Posted by: fireweaver | March 29, 2006

attainability of perfection

my office-roomie Lynn is in the same boat i am: studying like hell and busting out into the "real world" post-postdoc. she went on her storm of interviews and kept coming back the next day questioning if she even wanted to be a lab animal vet or not. plenty of things that one could settle for, but nothing that just lit her on fire. until she came back from one in particular a couple of weeks ago, all giddy. she landed that one late last week.

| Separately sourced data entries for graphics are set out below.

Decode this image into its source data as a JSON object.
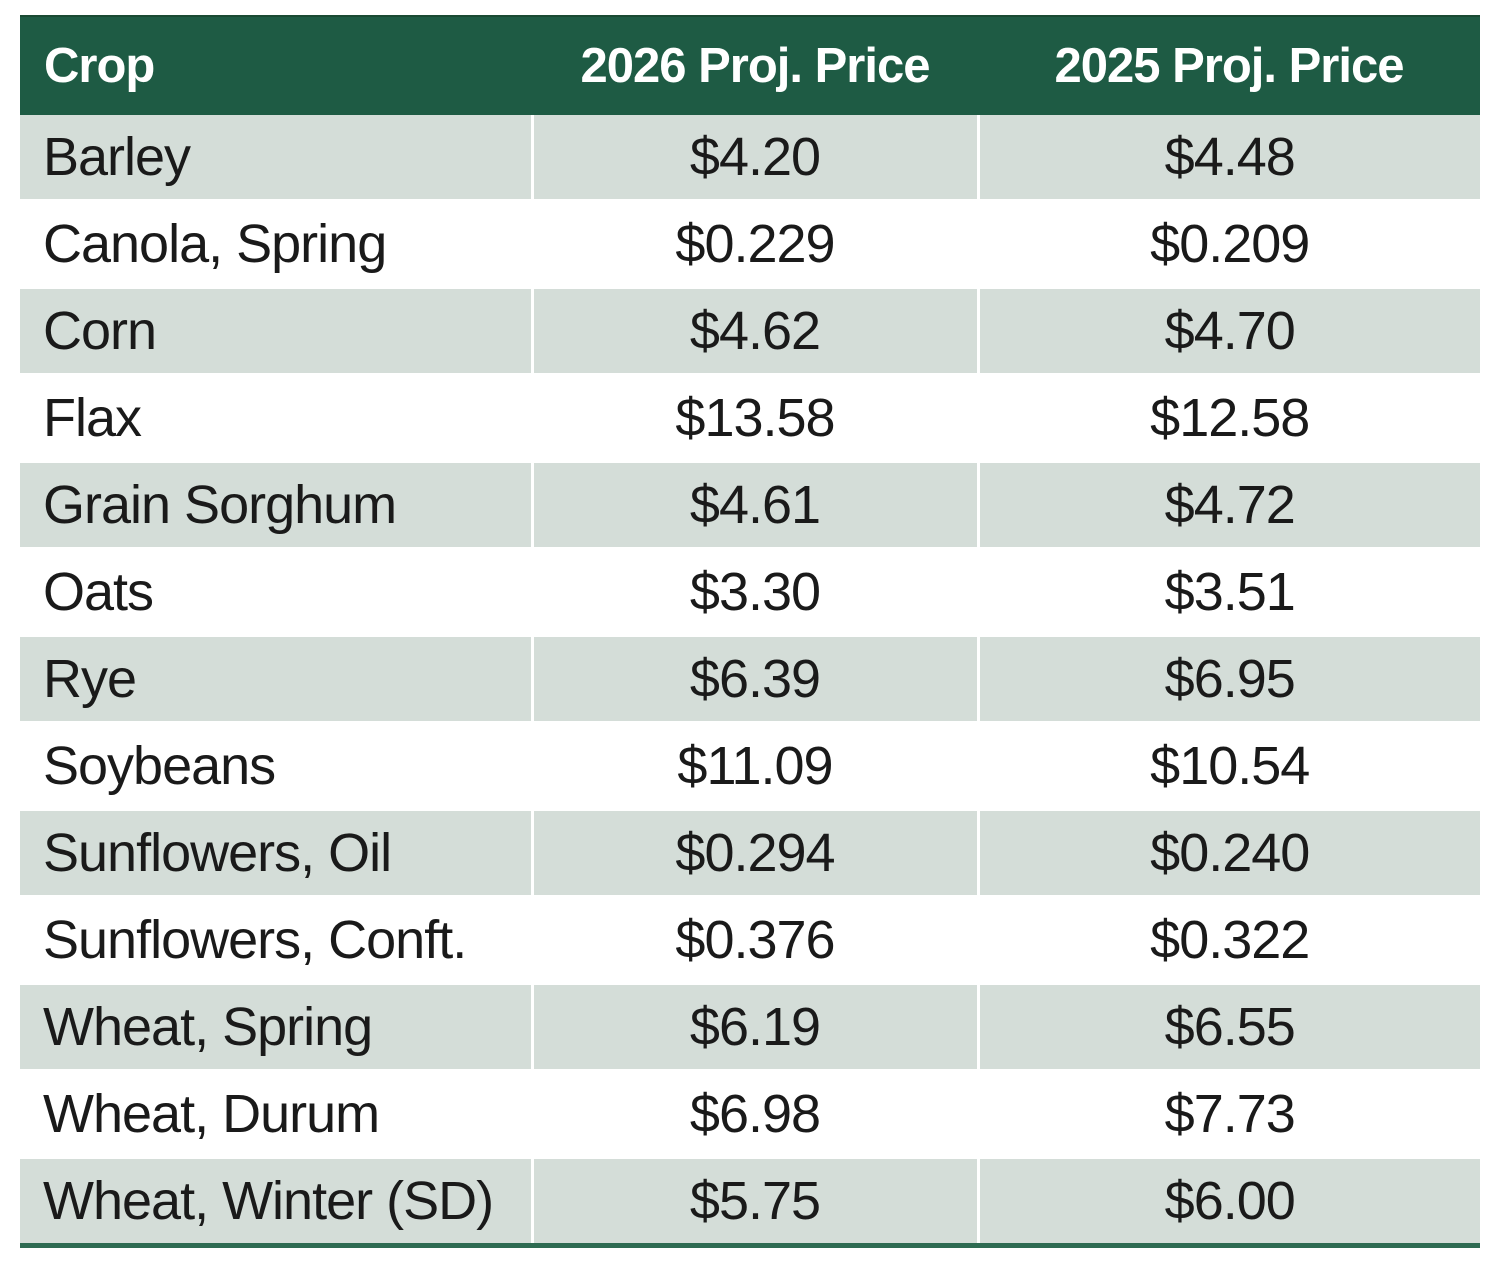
{
  "table": {
    "columns": [
      "Crop",
      "2026 Proj. Price",
      "2025 Proj. Price"
    ],
    "rows": [
      {
        "crop": "Barley",
        "price_2026": "$4.20",
        "price_2025": "$4.48"
      },
      {
        "crop": "Canola, Spring",
        "price_2026": "$0.229",
        "price_2025": "$0.209"
      },
      {
        "crop": "Corn",
        "price_2026": "$4.62",
        "price_2025": "$4.70"
      },
      {
        "crop": "Flax",
        "price_2026": "$13.58",
        "price_2025": "$12.58"
      },
      {
        "crop": "Grain Sorghum",
        "price_2026": "$4.61",
        "price_2025": "$4.72"
      },
      {
        "crop": "Oats",
        "price_2026": "$3.30",
        "price_2025": "$3.51"
      },
      {
        "crop": "Rye",
        "price_2026": "$6.39",
        "price_2025": "$6.95"
      },
      {
        "crop": "Soybeans",
        "price_2026": "$11.09",
        "price_2025": "$10.54"
      },
      {
        "crop": "Sunflowers, Oil",
        "price_2026": "$0.294",
        "price_2025": "$0.240"
      },
      {
        "crop": "Sunflowers, Conft.",
        "price_2026": "$0.376",
        "price_2025": "$0.322"
      },
      {
        "crop": "Wheat, Spring",
        "price_2026": "$6.19",
        "price_2025": "$6.55"
      },
      {
        "crop": "Wheat, Durum",
        "price_2026": "$6.98",
        "price_2025": "$7.73"
      },
      {
        "crop": "Wheat, Winter (SD)",
        "price_2026": "$5.75",
        "price_2025": "$6.00"
      }
    ]
  },
  "colors": {
    "header_bg": "#1E5B44",
    "header_text": "#FFFFFF",
    "band_row_bg": "#D4DDD8",
    "white_row_bg": "#FFFFFF",
    "body_text": "#1A1A1A",
    "bottom_border": "#2E6B52",
    "top_edge": "#1A4A33"
  },
  "chart_data": {
    "type": "table",
    "columns": [
      "Crop",
      "2026 Proj. Price",
      "2025 Proj. Price"
    ],
    "rows": [
      [
        "Barley",
        4.2,
        4.48
      ],
      [
        "Canola, Spring",
        0.229,
        0.209
      ],
      [
        "Corn",
        4.62,
        4.7
      ],
      [
        "Flax",
        13.58,
        12.58
      ],
      [
        "Grain Sorghum",
        4.61,
        4.72
      ],
      [
        "Oats",
        3.3,
        3.51
      ],
      [
        "Rye",
        6.39,
        6.95
      ],
      [
        "Soybeans",
        11.09,
        10.54
      ],
      [
        "Sunflowers, Oil",
        0.294,
        0.24
      ],
      [
        "Sunflowers, Conft.",
        0.376,
        0.322
      ],
      [
        "Wheat, Spring",
        6.19,
        6.55
      ],
      [
        "Wheat, Durum",
        6.98,
        7.73
      ],
      [
        "Wheat, Winter (SD)",
        5.75,
        6.0
      ]
    ],
    "currency": "$",
    "legend_position": "none",
    "grid": "white-gridlines-on-banded-rows"
  }
}
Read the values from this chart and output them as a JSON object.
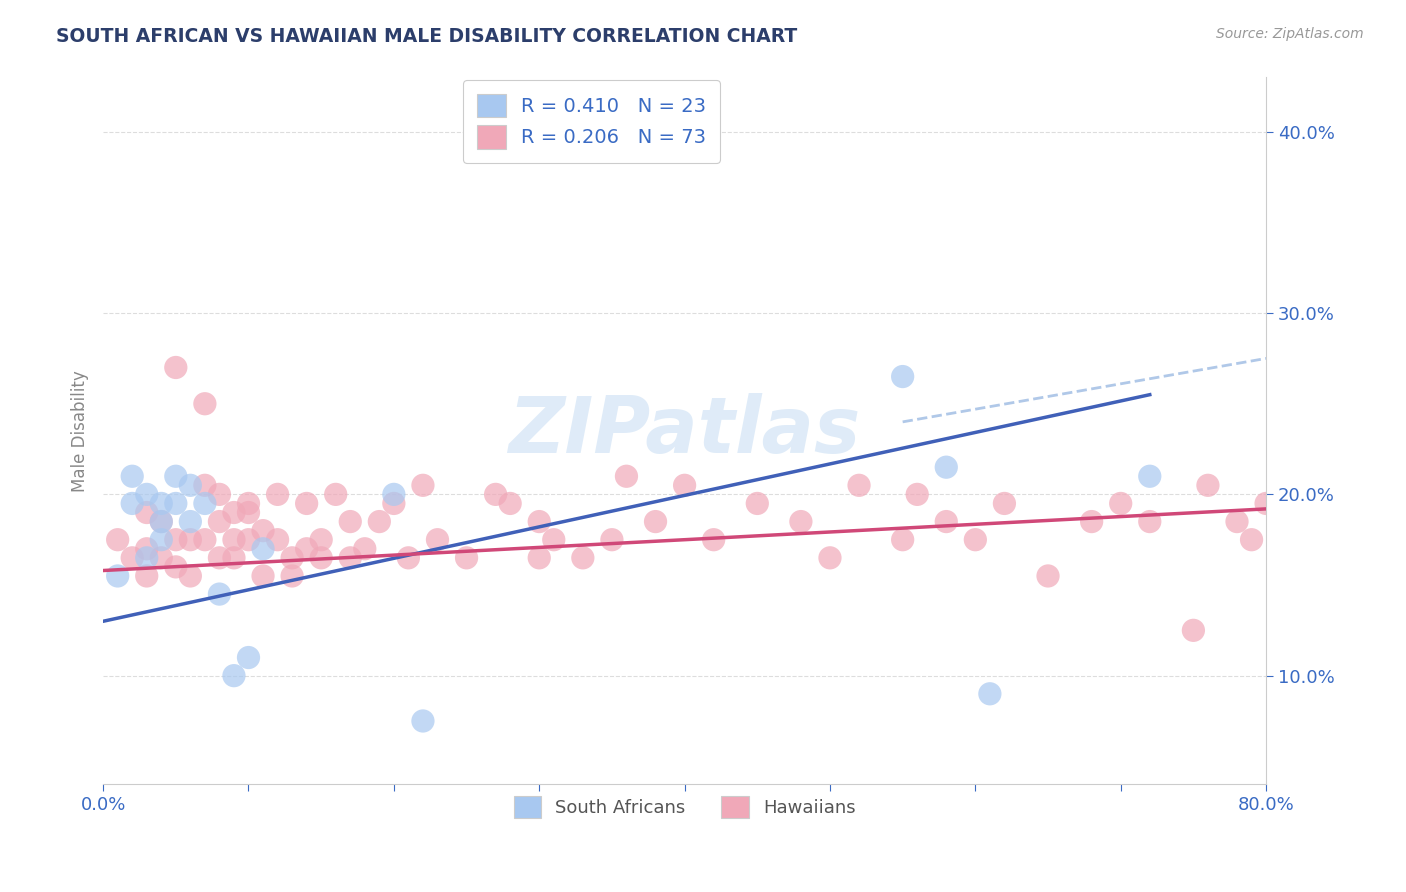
{
  "title": "SOUTH AFRICAN VS HAWAIIAN MALE DISABILITY CORRELATION CHART",
  "source": "Source: ZipAtlas.com",
  "xlabel": "",
  "ylabel": "Male Disability",
  "xlim": [
    0.0,
    0.8
  ],
  "ylim": [
    0.04,
    0.43
  ],
  "xticks": [
    0.0,
    0.1,
    0.2,
    0.3,
    0.4,
    0.5,
    0.6,
    0.7,
    0.8
  ],
  "yticks": [
    0.1,
    0.2,
    0.3,
    0.4
  ],
  "yticklabels": [
    "10.0%",
    "20.0%",
    "30.0%",
    "40.0%"
  ],
  "title_color": "#2c3e6b",
  "axis_label_color": "#888888",
  "tick_color": "#3a6bc4",
  "blue_color": "#a8c8f0",
  "pink_color": "#f0a8b8",
  "blue_line_color": "#4060b8",
  "pink_line_color": "#d04878",
  "dashed_line_color": "#b0c8e8",
  "legend_r1": "R = 0.410   N = 23",
  "legend_r2": "R = 0.206   N = 73",
  "legend_label1": "South Africans",
  "legend_label2": "Hawaiians",
  "watermark": "ZIPatlas",
  "blue_scatter_x": [
    0.01,
    0.02,
    0.02,
    0.03,
    0.03,
    0.04,
    0.04,
    0.04,
    0.05,
    0.05,
    0.06,
    0.06,
    0.07,
    0.08,
    0.09,
    0.1,
    0.11,
    0.2,
    0.22,
    0.55,
    0.58,
    0.61,
    0.72
  ],
  "blue_scatter_y": [
    0.155,
    0.195,
    0.21,
    0.165,
    0.2,
    0.195,
    0.185,
    0.175,
    0.21,
    0.195,
    0.205,
    0.185,
    0.195,
    0.145,
    0.1,
    0.11,
    0.17,
    0.2,
    0.075,
    0.265,
    0.215,
    0.09,
    0.21
  ],
  "pink_scatter_x": [
    0.01,
    0.02,
    0.03,
    0.03,
    0.03,
    0.04,
    0.04,
    0.05,
    0.05,
    0.05,
    0.06,
    0.06,
    0.07,
    0.07,
    0.07,
    0.08,
    0.08,
    0.08,
    0.09,
    0.09,
    0.09,
    0.1,
    0.1,
    0.1,
    0.11,
    0.11,
    0.12,
    0.12,
    0.13,
    0.13,
    0.14,
    0.14,
    0.15,
    0.15,
    0.16,
    0.17,
    0.17,
    0.18,
    0.19,
    0.2,
    0.21,
    0.22,
    0.23,
    0.25,
    0.27,
    0.28,
    0.3,
    0.3,
    0.31,
    0.33,
    0.35,
    0.36,
    0.38,
    0.4,
    0.42,
    0.45,
    0.48,
    0.5,
    0.52,
    0.55,
    0.56,
    0.58,
    0.6,
    0.62,
    0.65,
    0.68,
    0.7,
    0.72,
    0.75,
    0.76,
    0.78,
    0.79,
    0.8
  ],
  "pink_scatter_y": [
    0.175,
    0.165,
    0.19,
    0.17,
    0.155,
    0.165,
    0.185,
    0.27,
    0.175,
    0.16,
    0.175,
    0.155,
    0.175,
    0.25,
    0.205,
    0.185,
    0.165,
    0.2,
    0.19,
    0.175,
    0.165,
    0.19,
    0.175,
    0.195,
    0.18,
    0.155,
    0.175,
    0.2,
    0.165,
    0.155,
    0.17,
    0.195,
    0.175,
    0.165,
    0.2,
    0.165,
    0.185,
    0.17,
    0.185,
    0.195,
    0.165,
    0.205,
    0.175,
    0.165,
    0.2,
    0.195,
    0.185,
    0.165,
    0.175,
    0.165,
    0.175,
    0.21,
    0.185,
    0.205,
    0.175,
    0.195,
    0.185,
    0.165,
    0.205,
    0.175,
    0.2,
    0.185,
    0.175,
    0.195,
    0.155,
    0.185,
    0.195,
    0.185,
    0.125,
    0.205,
    0.185,
    0.175,
    0.195
  ],
  "blue_line_x": [
    0.0,
    0.72
  ],
  "blue_line_y": [
    0.13,
    0.255
  ],
  "pink_line_x": [
    0.0,
    0.8
  ],
  "pink_line_y": [
    0.158,
    0.192
  ],
  "dashed_line_x": [
    0.55,
    0.8
  ],
  "dashed_line_y": [
    0.24,
    0.275
  ]
}
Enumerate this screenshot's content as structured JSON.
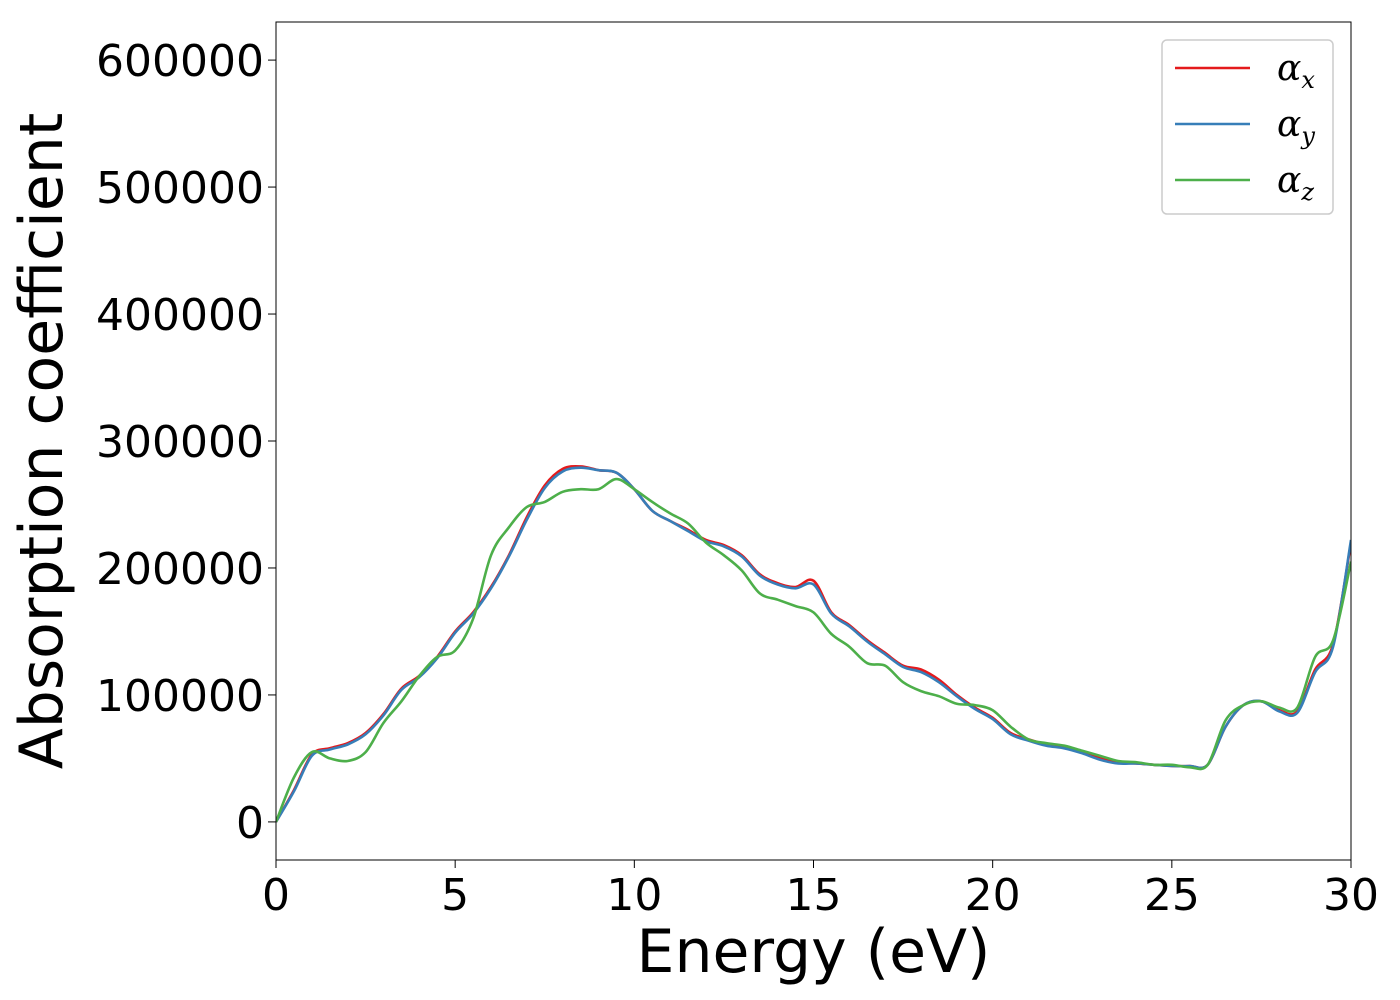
{
  "chart_data": {
    "type": "line",
    "title": "",
    "xlabel": "Energy (eV)",
    "ylabel": "Absorption coefficient",
    "xlim": [
      0,
      30
    ],
    "ylim": [
      -30000,
      630000
    ],
    "xticks": [
      0,
      5,
      10,
      15,
      20,
      25,
      30
    ],
    "yticks": [
      0,
      100000,
      200000,
      300000,
      400000,
      500000,
      600000
    ],
    "grid": false,
    "legend": "top-right",
    "series": [
      {
        "name": "αx",
        "symbol": "α",
        "subscript": "x",
        "color": "#e41a1c",
        "points": [
          [
            0,
            0
          ],
          [
            0.5,
            25000
          ],
          [
            1,
            53000
          ],
          [
            1.5,
            58000
          ],
          [
            2,
            62000
          ],
          [
            2.5,
            70000
          ],
          [
            3,
            85000
          ],
          [
            3.5,
            105000
          ],
          [
            4,
            115000
          ],
          [
            4.5,
            130000
          ],
          [
            5,
            150000
          ],
          [
            5.5,
            165000
          ],
          [
            6,
            185000
          ],
          [
            6.5,
            210000
          ],
          [
            7,
            240000
          ],
          [
            7.5,
            265000
          ],
          [
            8,
            278000
          ],
          [
            8.5,
            280000
          ],
          [
            9,
            277000
          ],
          [
            9.5,
            275000
          ],
          [
            10,
            262000
          ],
          [
            10.5,
            245000
          ],
          [
            11,
            237000
          ],
          [
            11.5,
            230000
          ],
          [
            12,
            222000
          ],
          [
            12.5,
            218000
          ],
          [
            13,
            210000
          ],
          [
            13.5,
            195000
          ],
          [
            14,
            188000
          ],
          [
            14.5,
            185000
          ],
          [
            15,
            190000
          ],
          [
            15.5,
            165000
          ],
          [
            16,
            155000
          ],
          [
            16.5,
            143000
          ],
          [
            17,
            133000
          ],
          [
            17.5,
            123000
          ],
          [
            18,
            120000
          ],
          [
            18.5,
            112000
          ],
          [
            19,
            100000
          ],
          [
            19.5,
            90000
          ],
          [
            20,
            82000
          ],
          [
            20.5,
            70000
          ],
          [
            21,
            65000
          ],
          [
            21.5,
            61000
          ],
          [
            22,
            59000
          ],
          [
            22.5,
            55000
          ],
          [
            23,
            50000
          ],
          [
            23.5,
            47000
          ],
          [
            24,
            46000
          ],
          [
            24.5,
            45000
          ],
          [
            25,
            44000
          ],
          [
            25.5,
            44000
          ],
          [
            26,
            45000
          ],
          [
            26.5,
            75000
          ],
          [
            27,
            92000
          ],
          [
            27.5,
            95000
          ],
          [
            28,
            88000
          ],
          [
            28.5,
            87000
          ],
          [
            29,
            120000
          ],
          [
            29.5,
            140000
          ],
          [
            30,
            220000
          ]
        ]
      },
      {
        "name": "αy",
        "symbol": "α",
        "subscript": "y",
        "color": "#377eb8",
        "points": [
          [
            0,
            0
          ],
          [
            0.5,
            24000
          ],
          [
            1,
            52000
          ],
          [
            1.5,
            57000
          ],
          [
            2,
            61000
          ],
          [
            2.5,
            69000
          ],
          [
            3,
            84000
          ],
          [
            3.5,
            104000
          ],
          [
            4,
            114000
          ],
          [
            4.5,
            129000
          ],
          [
            5,
            149000
          ],
          [
            5.5,
            164000
          ],
          [
            6,
            184000
          ],
          [
            6.5,
            209000
          ],
          [
            7,
            238000
          ],
          [
            7.5,
            263000
          ],
          [
            8,
            276000
          ],
          [
            8.5,
            279000
          ],
          [
            9,
            277000
          ],
          [
            9.5,
            275000
          ],
          [
            10,
            262000
          ],
          [
            10.5,
            245000
          ],
          [
            11,
            237000
          ],
          [
            11.5,
            229000
          ],
          [
            12,
            221000
          ],
          [
            12.5,
            217000
          ],
          [
            13,
            209000
          ],
          [
            13.5,
            194000
          ],
          [
            14,
            187000
          ],
          [
            14.5,
            184000
          ],
          [
            15,
            187000
          ],
          [
            15.5,
            164000
          ],
          [
            16,
            154000
          ],
          [
            16.5,
            142000
          ],
          [
            17,
            132000
          ],
          [
            17.5,
            122000
          ],
          [
            18,
            118000
          ],
          [
            18.5,
            110000
          ],
          [
            19,
            99000
          ],
          [
            19.5,
            89000
          ],
          [
            20,
            81000
          ],
          [
            20.5,
            69000
          ],
          [
            21,
            64000
          ],
          [
            21.5,
            60000
          ],
          [
            22,
            58000
          ],
          [
            22.5,
            54000
          ],
          [
            23,
            49000
          ],
          [
            23.5,
            46000
          ],
          [
            24,
            46000
          ],
          [
            24.5,
            45000
          ],
          [
            25,
            44000
          ],
          [
            25.5,
            44000
          ],
          [
            26,
            45000
          ],
          [
            26.5,
            75000
          ],
          [
            27,
            92000
          ],
          [
            27.5,
            95000
          ],
          [
            28,
            87000
          ],
          [
            28.5,
            86000
          ],
          [
            29,
            118000
          ],
          [
            29.5,
            138000
          ],
          [
            30,
            222000
          ]
        ]
      },
      {
        "name": "αz",
        "symbol": "α",
        "subscript": "z",
        "color": "#4daf4a",
        "points": [
          [
            0,
            0
          ],
          [
            0.5,
            35000
          ],
          [
            1,
            55000
          ],
          [
            1.5,
            50000
          ],
          [
            2,
            48000
          ],
          [
            2.5,
            55000
          ],
          [
            3,
            78000
          ],
          [
            3.5,
            95000
          ],
          [
            4,
            115000
          ],
          [
            4.5,
            130000
          ],
          [
            5,
            135000
          ],
          [
            5.5,
            160000
          ],
          [
            6,
            210000
          ],
          [
            6.5,
            232000
          ],
          [
            7,
            248000
          ],
          [
            7.5,
            252000
          ],
          [
            8,
            260000
          ],
          [
            8.5,
            262000
          ],
          [
            9,
            262000
          ],
          [
            9.5,
            270000
          ],
          [
            10,
            262000
          ],
          [
            10.5,
            252000
          ],
          [
            11,
            243000
          ],
          [
            11.5,
            235000
          ],
          [
            12,
            220000
          ],
          [
            12.5,
            210000
          ],
          [
            13,
            198000
          ],
          [
            13.5,
            180000
          ],
          [
            14,
            175000
          ],
          [
            14.5,
            170000
          ],
          [
            15,
            165000
          ],
          [
            15.5,
            148000
          ],
          [
            16,
            138000
          ],
          [
            16.5,
            125000
          ],
          [
            17,
            123000
          ],
          [
            17.5,
            110000
          ],
          [
            18,
            103000
          ],
          [
            18.5,
            99000
          ],
          [
            19,
            93000
          ],
          [
            19.5,
            92000
          ],
          [
            20,
            88000
          ],
          [
            20.5,
            75000
          ],
          [
            21,
            65000
          ],
          [
            21.5,
            62000
          ],
          [
            22,
            60000
          ],
          [
            22.5,
            56000
          ],
          [
            23,
            52000
          ],
          [
            23.5,
            48000
          ],
          [
            24,
            47000
          ],
          [
            24.5,
            45000
          ],
          [
            25,
            45000
          ],
          [
            25.5,
            43000
          ],
          [
            26,
            45000
          ],
          [
            26.5,
            80000
          ],
          [
            27,
            92000
          ],
          [
            27.5,
            95000
          ],
          [
            28,
            90000
          ],
          [
            28.5,
            90000
          ],
          [
            29,
            130000
          ],
          [
            29.5,
            143000
          ],
          [
            30,
            205000
          ]
        ]
      }
    ]
  }
}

i'm currently in the midst of my own interview storm. just came back a couple of hours ago, and i'm feeling, well, a bit Lynn-ish. this place is either an EXTREMELY bad idea, or a fantastic opportunity in disguise. currently, it's a pack of crappy old buildings and a program in need of a lot of change. essentially, it's being rebuilt from the foundation, both as far as people go (hiring *several* vets into the place, changing a lot about the program in general) and as far as the physical place goes (one single ginormous shiny new building opening in about a year).  in its current incarnation, the gig is not one any sane person would want to just jump on into.  the guy who runs the place, tho, he's new, he obviously passionately cares about what he's doing, he has big ideas and the backing-up muscle from the corporate higher-ups that can actually get things done.  it's an opportunity to get in on the ground level and build everything about that program into my dream situation.  what it all comes down to is the debate as to whether or not taking *the opportunity for* a good job is enough.  

**will** i find something i'm as giddy about as Lynn was about hers?  or am i just not the sort of person who can get all excited about something without being right up in it for a while first?  in doing all my postdoc interviews just 3 little years ago, i distinctly remember disliking several places i'd been, but i also remember being very much enamored of Emory's program until i came across the ol Johnny-H, which i was all kinds of excited about.  still, i had very specific pros & cons on my list of things for the postdoc, all of which JH happened to meet quite well.  i don't really have a checklist for the current search, and so far, the vague (but hugely important) goal of finding "a place where i fit in well with the existing crew", i.e., a place you really don't hate hauling yourself out of bed to get to every am, is not really helping me weed out potential suitors. 

aak.  decisions, decisions, decisions.